Jorge Briard, president of Rio de Janeiro's water utility, said on Wednesday that it will be impossible to meet the city's pledge to clear 80 percent of sewage and waste from the Guanabara Bay before the Olympic events begin there next year.
“Obviously, I'm not crazy enough to say that there aren't problems in the Guanabara Bay,” Briard told the Associated Press. “There are many problems.”
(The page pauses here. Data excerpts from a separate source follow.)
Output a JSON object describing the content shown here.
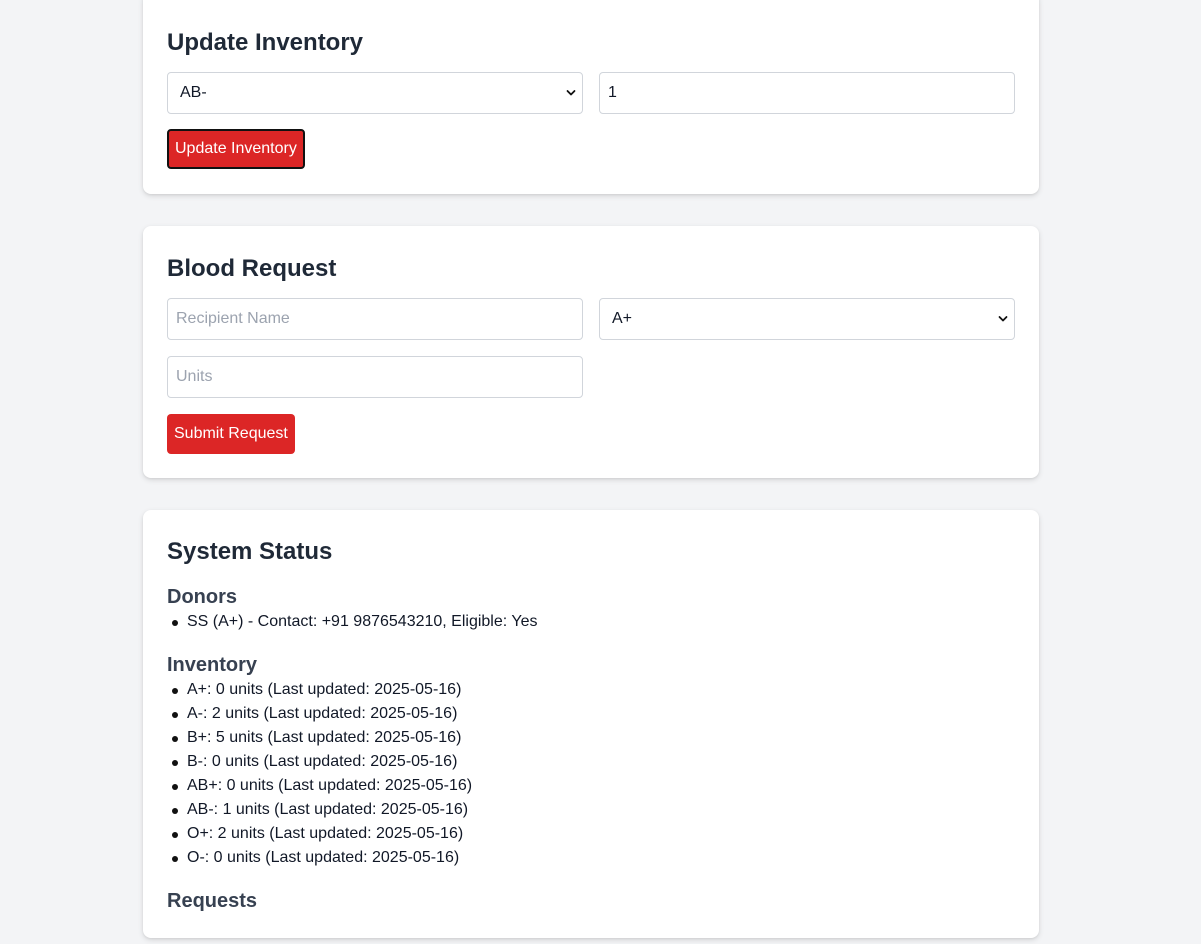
{
  "update_inventory": {
    "title": "Update Inventory",
    "blood_type_selected": "AB-",
    "units_value": "1",
    "button_label": "Update Inventory"
  },
  "blood_request": {
    "title": "Blood Request",
    "recipient_placeholder": "Recipient Name",
    "blood_type_selected": "A+",
    "units_placeholder": "Units",
    "button_label": "Submit Request"
  },
  "system_status": {
    "title": "System Status",
    "donors_heading": "Donors",
    "donors": [
      "SS (A+) - Contact: +91 9876543210, Eligible: Yes"
    ],
    "inventory_heading": "Inventory",
    "inventory": [
      "A+: 0 units (Last updated: 2025-05-16)",
      "A-: 2 units (Last updated: 2025-05-16)",
      "B+: 5 units (Last updated: 2025-05-16)",
      "B-: 0 units (Last updated: 2025-05-16)",
      "AB+: 0 units (Last updated: 2025-05-16)",
      "AB-: 1 units (Last updated: 2025-05-16)",
      "O+: 2 units (Last updated: 2025-05-16)",
      "O-: 0 units (Last updated: 2025-05-16)"
    ],
    "requests_heading": "Requests"
  },
  "colors": {
    "accent": "#dc2626",
    "background": "#f3f4f6"
  }
}
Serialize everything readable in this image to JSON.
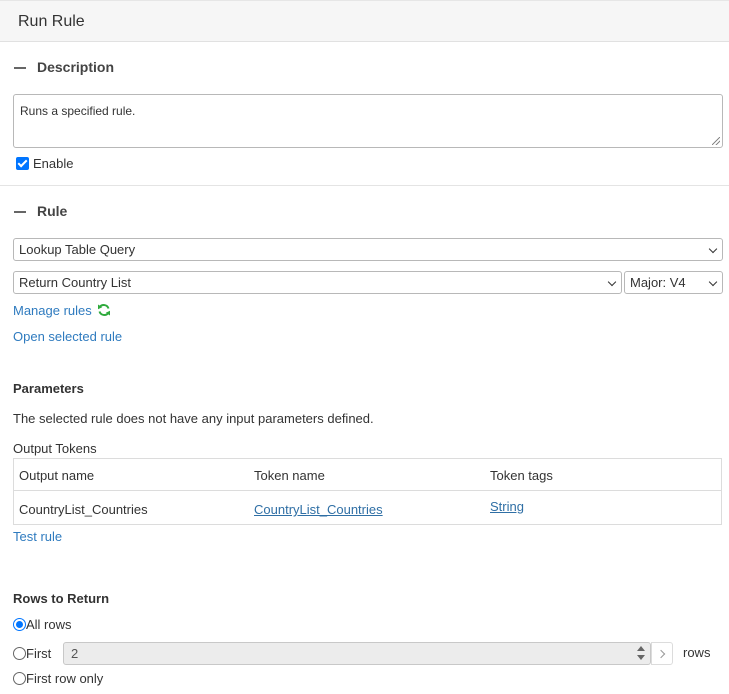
{
  "header": {
    "title": "Run Rule"
  },
  "description_section": {
    "title": "Description",
    "text": "Runs a specified rule.",
    "enable_label": "Enable",
    "enabled": true
  },
  "rule_section": {
    "title": "Rule",
    "rule_type_select": "Lookup Table Query",
    "rule_select": "Return Country List",
    "version_select": "Major: V4",
    "manage_rules_link": "Manage rules",
    "open_rule_link": "Open selected rule"
  },
  "parameters": {
    "heading": "Parameters",
    "message": "The selected rule does not have any input parameters defined."
  },
  "output_tokens": {
    "heading": "Output Tokens",
    "columns": [
      "Output name",
      "Token name",
      "Token tags"
    ],
    "rows": [
      {
        "output_name": "CountryList_Countries",
        "token_name": "CountryList_Countries",
        "token_tags": "String"
      }
    ],
    "test_rule_link": "Test rule"
  },
  "rows_to_return": {
    "heading": "Rows to Return",
    "options": [
      "All rows",
      "First",
      "First row only"
    ],
    "selected": "All rows",
    "first_value": "2",
    "unit": "rows"
  },
  "icons": {
    "collapse": "minus-icon",
    "refresh": "refresh-icon",
    "accent": "#0075ff",
    "refresh_color": "#2eaa3c",
    "link_color": "#2f7bbf"
  }
}
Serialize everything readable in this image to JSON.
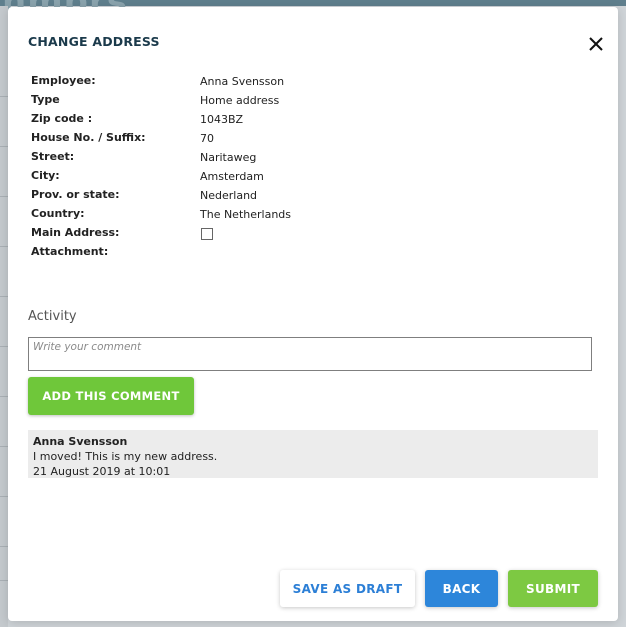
{
  "background": {
    "brand_text": "nmbrs"
  },
  "modal": {
    "title": "CHANGE ADDRESS",
    "close_icon": "close-icon"
  },
  "details": [
    {
      "label": "Employee:",
      "value": "Anna Svensson"
    },
    {
      "label": "Type",
      "value": "Home address"
    },
    {
      "label": "Zip code :",
      "value": "1043BZ"
    },
    {
      "label": "House No. / Suffix:",
      "value": "70"
    },
    {
      "label": "Street:",
      "value": "Naritaweg"
    },
    {
      "label": "City:",
      "value": "Amsterdam"
    },
    {
      "label": "Prov. or state:",
      "value": "Nederland"
    },
    {
      "label": "Country:",
      "value": "The Netherlands"
    },
    {
      "label": "Main Address:",
      "checked": false
    },
    {
      "label": "Attachment:",
      "value": ""
    }
  ],
  "activity": {
    "title": "Activity",
    "comment_placeholder": "Write your comment",
    "comment_value": "",
    "add_button": "ADD THIS COMMENT",
    "comments": [
      {
        "author": "Anna Svensson",
        "text": "I moved! This is my new address.",
        "timestamp": "21 August 2019 at 10:01"
      }
    ]
  },
  "footer": {
    "save_draft": "SAVE AS DRAFT",
    "back": "BACK",
    "submit": "SUBMIT"
  },
  "colors": {
    "title": "#1b3a4b",
    "add_comment_green": "#6fc73a",
    "submit_green": "#7dc942",
    "back_blue": "#2d86da",
    "draft_text_blue": "#2c7fd6"
  }
}
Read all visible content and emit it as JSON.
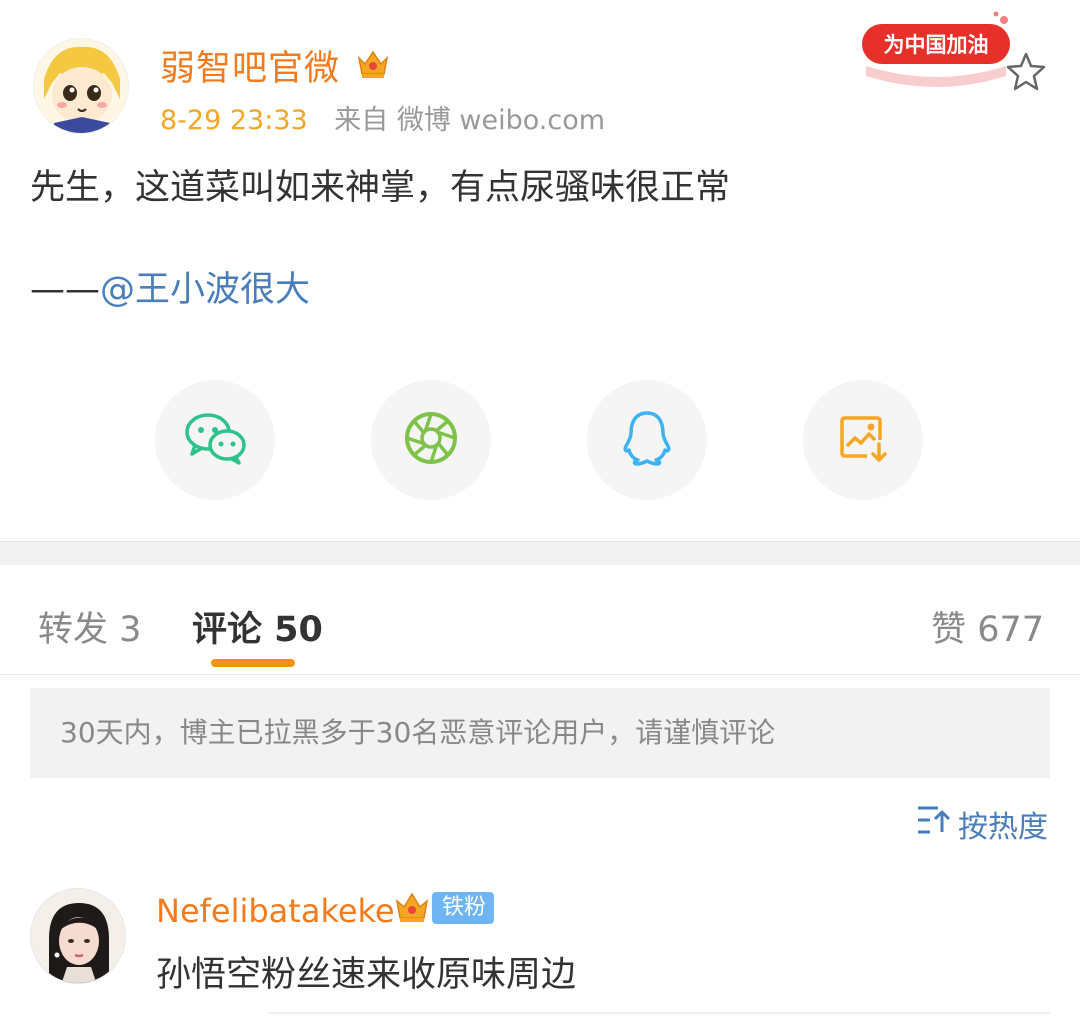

Briard said that the goals for water cleanup set in 2009 when Rio won its Olympic bid have not been met with the “speed we imagined six years ago.”
Despite acknowledging these issues, Briard said that Rio is making progress in the sewage collection process and that the water treatment of the bay would be “much better” by next August.
The water conditions in the bay have caused controversy, as some athletes have fallen ill after coming in contact with the polluted water. An AP investigation found extremely high levels of viruses in the waters.
Briard stressed that the water is safe for athletes, and said that acute diarrhea, which athletes who have had contact with the water have experienced, is a common sickness in daily Rio life.
The Olympic games are set to start on Aug. 5, 2016, and will end on Aug. 21.